São excertos de respostas que várias mulheres deram no âmbito do “Estudo diagnóstico sobre as mulheres no sistema de prostituição em Lisboa“, promovido pela Plataforma Portuguesa para os Direitos das Mulheres (PpDM), ao serem questionadas sobre os motivos que as levaram a dedicar-se à prostituição. A eventual “livre escolha” ou “vontade” não são referidas.

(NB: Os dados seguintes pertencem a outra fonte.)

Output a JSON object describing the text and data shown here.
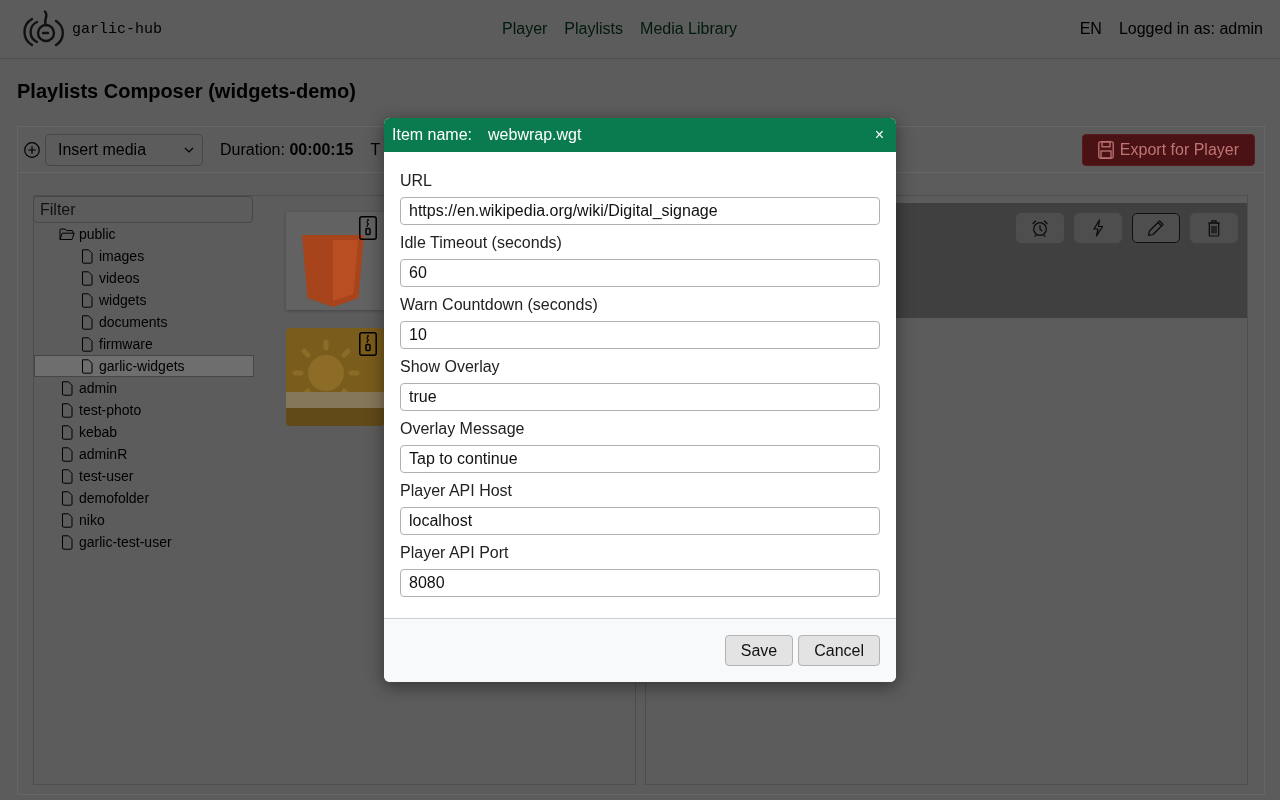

“Nas condições e fatores de entrada no sistema assumem maior relevância (75%) as questões ligadas às carências ou dificuldades económicas e ao desemprego. (…) Quatro mulheres referem que essa necessidade de dinheiro está (ou esteve) ligada à situação de toxicodependência. Noutros dois casos, a necessidade de dinheiro é secundarizada pela imposição do companheiro/proxeneta, ainda que estes dois fatores não se dissociem, porque o argumento utilizado pelos proxenetas é o da carência económica, cuja resolução passará pela entrada no sistema de prostituição, que será, na argumentação desses proxenetas, de caráter provisório”, descreve-se no estudo, apresentado no dia 29 de outubro.
A montante encontramos histórias de vida, contextos familiares e sociais de origem, trajetórias individuais em que sobressaem características comuns, identificadas no estudo: famílias de origem marcadas por interações deficitárias e ausência de afeto; situações de violência e abuso; pobreza ou carência económica; contextos sociais e culturais de exclusão social; baixos níveis de escolaridade e ausência de qualificação profissional; trabalho indiferenciado, mal remunerado e precário e percursos de emprego erráticos; relações afetivas com elevada toxicidade e dependência (em que se confundem as figuras do companheiro e do proxeneta); baixa auto-estima; abulia, resignação e falta de percepção face à capacidade de mudança, que resultam na ausência ou difusão de expectativas de futuro.

A prostituição “é a mais velha opressão do mundo”
Em conversa com o Polígrafo, Ana Sofia Fernandes, presidente da PpDM, destaca “duas ideias essenciais” a partir das conclusões do estudo. Primeira, “a prostituição como um sistema, no qual intervêm quatro grandes agentes: as pessoas em situação de prostituição, a grande maioria das quais são mulheres; os compradores de sexo, na sua grande maioria, homens; os proxenetas e traficantes; e a sociedade como um todo, nomeadamente o Estado que, através das políticas públicas e enquadramento legal, fornece o contexto de base a este sistema, e onde se incluem as e os profissionais das instituições que lidam diretamente com os demais intervenientes no sistema”.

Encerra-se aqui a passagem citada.